Responsible AI Usage
Avisa’s AI Agents use signals and workflows; they do not use your data for model retraining without explicit permission.
REGULATORY ALIGNMENT (LIGHTWEIGHT NOW, FULL IN 2026)
Avisa is aligned to industry best practices—tailored to MSME, enterprise, and regulated segments.
Live Alignment:
- Indian DPDP (2023) baseline principles
- GDPR influence model (consent + minimalism)
- BIS-compliant infrastructure standards via AWS
Roadmap:
- SOC 2 Type I (2026)
- SOC 2 Type II (2027)
- ISO 27001 alignment (2027)
SECURITY FOR ENTERPRISE BUYERS
Enterprise Readiness Includes:
- Security questionnaire responses (available on request)

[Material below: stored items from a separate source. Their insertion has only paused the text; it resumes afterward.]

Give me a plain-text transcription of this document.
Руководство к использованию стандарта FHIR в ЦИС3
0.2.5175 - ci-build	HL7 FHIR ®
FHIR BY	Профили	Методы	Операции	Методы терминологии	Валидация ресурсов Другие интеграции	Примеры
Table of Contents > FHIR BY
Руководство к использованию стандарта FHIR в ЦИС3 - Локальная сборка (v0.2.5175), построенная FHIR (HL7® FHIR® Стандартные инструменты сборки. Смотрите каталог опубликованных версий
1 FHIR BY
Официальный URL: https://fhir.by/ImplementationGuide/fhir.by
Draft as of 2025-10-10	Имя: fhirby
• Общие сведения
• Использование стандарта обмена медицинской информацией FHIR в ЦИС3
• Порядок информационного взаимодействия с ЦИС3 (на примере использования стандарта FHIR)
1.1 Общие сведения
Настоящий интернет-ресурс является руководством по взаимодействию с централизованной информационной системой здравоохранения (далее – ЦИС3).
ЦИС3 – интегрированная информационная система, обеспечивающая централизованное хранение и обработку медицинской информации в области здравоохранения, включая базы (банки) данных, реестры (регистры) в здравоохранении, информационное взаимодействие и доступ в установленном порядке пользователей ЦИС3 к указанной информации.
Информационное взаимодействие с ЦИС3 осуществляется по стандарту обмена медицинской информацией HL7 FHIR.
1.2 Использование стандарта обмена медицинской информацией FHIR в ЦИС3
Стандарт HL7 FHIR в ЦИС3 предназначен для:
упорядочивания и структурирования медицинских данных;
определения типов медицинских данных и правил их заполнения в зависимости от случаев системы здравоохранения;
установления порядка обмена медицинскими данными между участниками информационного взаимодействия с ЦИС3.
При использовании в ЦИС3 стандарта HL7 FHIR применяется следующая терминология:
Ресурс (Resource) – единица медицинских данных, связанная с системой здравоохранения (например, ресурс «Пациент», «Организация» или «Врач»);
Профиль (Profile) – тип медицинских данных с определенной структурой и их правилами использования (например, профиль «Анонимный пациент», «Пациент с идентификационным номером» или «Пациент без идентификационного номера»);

- Custom NDA and procurement paperwork
- Pen-test reports (2026 onwards)
- Configurable data retention
- IP allowlisting
- Region/vertical-specific controls
Q: Can we integrate with our identity provider?
A: Yes — SSO (OIDC/SAML) goes live in Jan ‘26.
Q: Where is my data stored?
A: AWS ap-south-1 (India), with future options for UAE and EU.
Q: Does Avisa store CRM data?
A: No — Avisa orchestrates actions, it does not replicate core data.
Q: Will we get audit logs?
A: Yes — v2 audit logs go live in Jan ‘26.
Q: Can I restrict user access?
A: Yes — RBAC is fully configurable in Enterprise.
Q: Is MFA mandatory?
A: Mandatory for Exec/Finance/Admin roles from Jan ‘26.